Le ctx.waitUntil() est la partie non évidente. Sans ça, le cache.put() est attendu et votre réponse attend une écriture disque dont elle ne devrait pas se soucier. waitUntil vous permet de retourner la réponse immédiatement pendant que le runtime maintient l'écriture du cache en vie en arrière-plan. C'est le même pattern que vous utiliseriez pour les balises d'analytics, le forwarding de logs, n'importe quoi en fire-and-forget.

Développement local avec Wrangler

Vous n'avez pas besoin d'un compte Cloudflare pour itérer. Installez Wrangler, échafaudez un projet, et vous obtenez un runtime Workers local qui correspond étroitement à la production :

bash
npm create cloudflare@latest my-json-api
cd my-json-api
npm run dev

# Worker is now live at http://localhost:8787
# Hit it from another terminal:
curl -X POST http://localhost:8787 \
  -H "Content-Type: application/json" \
  -d '{"email":"[email protected]","plan":"pro"}'

Le runtime local utilise workerd, le même moteur que Cloudflare exécute en production.
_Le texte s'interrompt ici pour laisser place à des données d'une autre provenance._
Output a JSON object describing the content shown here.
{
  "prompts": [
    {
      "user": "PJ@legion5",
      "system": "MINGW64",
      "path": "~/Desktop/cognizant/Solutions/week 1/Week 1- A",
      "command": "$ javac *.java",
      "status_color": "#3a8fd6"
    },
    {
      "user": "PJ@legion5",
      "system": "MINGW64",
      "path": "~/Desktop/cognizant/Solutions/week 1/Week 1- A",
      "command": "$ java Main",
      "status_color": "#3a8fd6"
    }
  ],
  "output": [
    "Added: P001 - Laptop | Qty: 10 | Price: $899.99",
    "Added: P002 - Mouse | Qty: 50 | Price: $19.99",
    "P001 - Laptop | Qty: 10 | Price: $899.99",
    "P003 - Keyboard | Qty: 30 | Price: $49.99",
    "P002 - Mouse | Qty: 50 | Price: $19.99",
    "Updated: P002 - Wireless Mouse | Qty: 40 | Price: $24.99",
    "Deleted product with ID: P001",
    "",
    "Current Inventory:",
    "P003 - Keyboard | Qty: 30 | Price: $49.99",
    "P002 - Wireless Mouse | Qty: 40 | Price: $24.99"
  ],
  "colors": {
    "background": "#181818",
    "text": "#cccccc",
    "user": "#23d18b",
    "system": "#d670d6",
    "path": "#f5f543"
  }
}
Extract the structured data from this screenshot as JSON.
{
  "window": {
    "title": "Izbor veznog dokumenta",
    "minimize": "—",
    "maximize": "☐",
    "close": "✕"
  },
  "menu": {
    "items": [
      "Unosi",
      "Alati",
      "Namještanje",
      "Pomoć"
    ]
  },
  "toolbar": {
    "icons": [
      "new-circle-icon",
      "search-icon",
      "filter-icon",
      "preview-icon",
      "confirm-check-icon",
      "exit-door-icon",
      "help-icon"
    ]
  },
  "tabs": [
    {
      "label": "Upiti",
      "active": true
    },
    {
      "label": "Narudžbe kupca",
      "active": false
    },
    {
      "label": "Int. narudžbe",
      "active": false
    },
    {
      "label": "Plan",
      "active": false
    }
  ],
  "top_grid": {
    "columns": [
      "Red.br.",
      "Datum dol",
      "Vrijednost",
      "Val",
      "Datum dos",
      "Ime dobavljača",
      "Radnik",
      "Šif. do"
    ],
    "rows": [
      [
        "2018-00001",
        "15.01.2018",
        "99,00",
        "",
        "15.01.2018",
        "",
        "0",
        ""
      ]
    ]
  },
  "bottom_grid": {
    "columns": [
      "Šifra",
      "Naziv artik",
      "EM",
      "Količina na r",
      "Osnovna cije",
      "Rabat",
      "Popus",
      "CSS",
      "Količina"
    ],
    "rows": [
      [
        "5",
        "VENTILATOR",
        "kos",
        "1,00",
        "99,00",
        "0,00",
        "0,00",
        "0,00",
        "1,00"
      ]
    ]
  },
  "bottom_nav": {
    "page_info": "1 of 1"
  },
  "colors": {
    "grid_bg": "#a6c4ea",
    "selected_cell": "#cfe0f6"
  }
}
Les comportements qui diffèrent (latence KV, sémantique du cache, champs request.cf) sont bien documentés et vous mordent rarement pour de simples API JSON. Déployez avec wrangler deploy et le même code est en ligne globalement en quelques secondes.
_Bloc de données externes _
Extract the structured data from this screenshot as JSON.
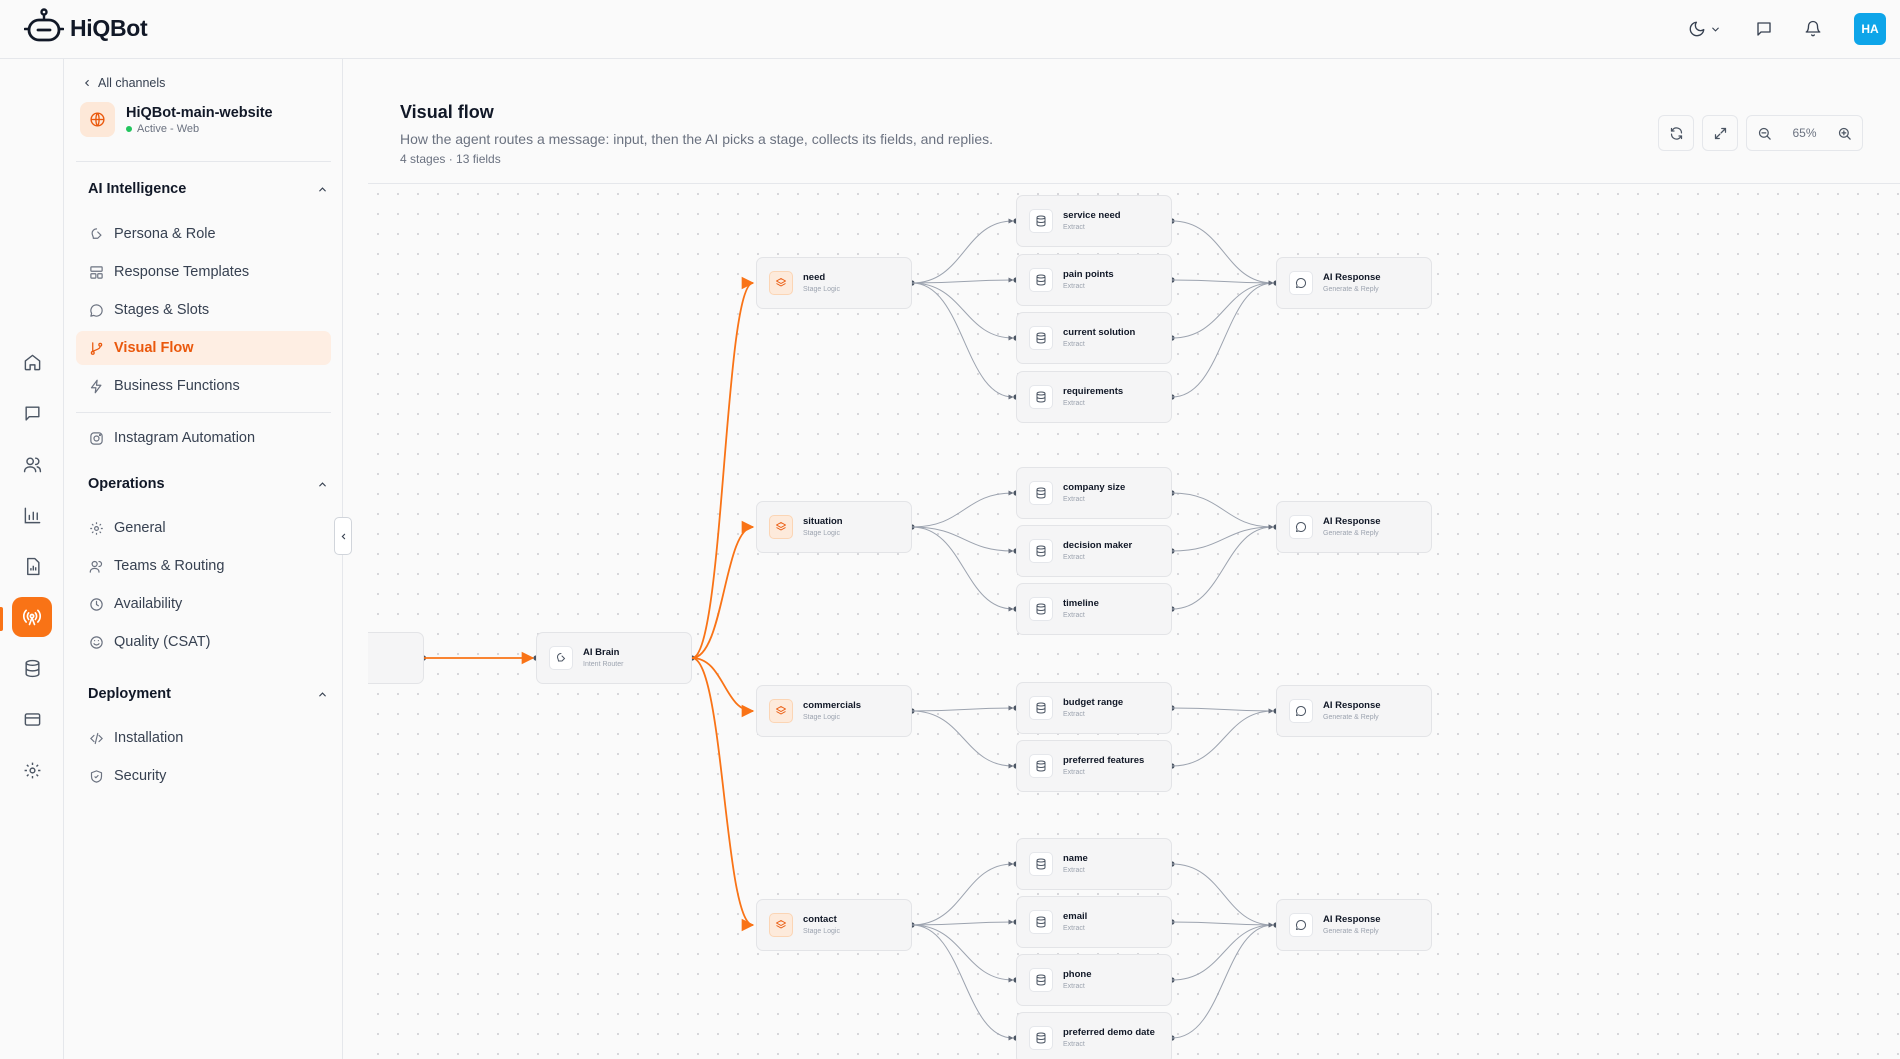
{
  "app": {
    "name": "HiQBot",
    "avatar_initials": "HA"
  },
  "topbar_icons": [
    "moon-icon",
    "chevron-down-icon",
    "chat-icon",
    "bell-icon"
  ],
  "rail": {
    "items": [
      "home-icon",
      "chat-icon",
      "users-icon",
      "bar-chart-icon",
      "report-icon",
      "broadcast-icon",
      "database-icon",
      "card-icon",
      "gear-icon"
    ],
    "active": "broadcast-icon",
    "accent": "#f97316"
  },
  "sidebar": {
    "back_label": "All channels",
    "channel": {
      "name": "HiQBot-main-website",
      "status": "Active - Web"
    },
    "sections": [
      {
        "title": "AI Intelligence",
        "items": [
          "Persona & Role",
          "Response Templates",
          "Stages & Slots",
          "Visual Flow",
          "Business Functions",
          "Instagram Automation"
        ]
      },
      {
        "title": "Operations",
        "items": [
          "General",
          "Teams & Routing",
          "Availability",
          "Quality (CSAT)"
        ]
      },
      {
        "title": "Deployment",
        "items": [
          "Installation",
          "Security"
        ]
      }
    ],
    "active_item": "Visual Flow"
  },
  "main": {
    "title": "Visual flow",
    "description": "How the agent routes a message: input, then the AI picks a stage, collects its fields, and replies.",
    "meta": "4 stages · 13 fields",
    "zoom": "65%"
  },
  "flow": {
    "router": {
      "title": "AI Brain",
      "subtitle": "Intent Router"
    },
    "stages": [
      {
        "title": "need",
        "subtitle": "Stage Logic",
        "fields": [
          "service need",
          "pain points",
          "current solution",
          "requirements"
        ]
      },
      {
        "title": "situation",
        "subtitle": "Stage Logic",
        "fields": [
          "company size",
          "decision maker",
          "timeline"
        ]
      },
      {
        "title": "commercials",
        "subtitle": "Stage Logic",
        "fields": [
          "budget range",
          "preferred features"
        ]
      },
      {
        "title": "contact",
        "subtitle": "Stage Logic",
        "fields": [
          "name",
          "email",
          "phone",
          "preferred demo date"
        ]
      }
    ],
    "field_subtitle": "Extract",
    "response": {
      "title": "AI Response",
      "subtitle": "Generate & Reply"
    },
    "edge_color": "#f97316"
  }
}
Outils utiles pour construire des API JSON Worker

Quelques outils auxquels je recours constamment en construisant des Workers qui manipulent du JSON : JSON Formatter pour formater joliment une réponse upstream moche que j'essaye de rétro-ingénier, JSON Validator quand un payload POST échoue et que j'ai besoin de savoir exactement où, JSON Path pour planifier la logique de sélection de champs avant de l'écrire, et JSON Minifier quand je veux vérifier si la taille sur le fil compte réellement pour un endpoint donné.

Le format JSON lui-même est spécifié dans RFC 8259 — qui mérite un coup d'œil si vous rencontrez un cas limite du type « mon parseur autorise-t-il NaN ? » (réponse : il ne devrait pas). La propre galerie d'exemples Workers de Cloudflare contient des recettes pour la vérification JWT, les tests A/B, la réécriture HTML, et une douzaine d'autres patterns une fois que vous aurez dépassé les bases de cet article.

Pour conclure

Cloudflare Workers est très bien adapté aux API JSON — petit, rapide, globalement distribué, et suffisamment bon marché pour laisser tourner des side projects. Le chemin heureux est juste request.json() et Response.json(), mais le chemin production implique quatre habitudes supplémentaires : envelopper le parsing du corps dans try/catch, ajouter des en-têtes CORS intentionnellement, vérifier upstream.ok avant de parser les réponses proxyées, et utiliser ctx.waitUntil pour les écritures de cache et autre travail en arrière-plan. Faites bien ces quatre choses et vous livrerez des Workers qui restent debout.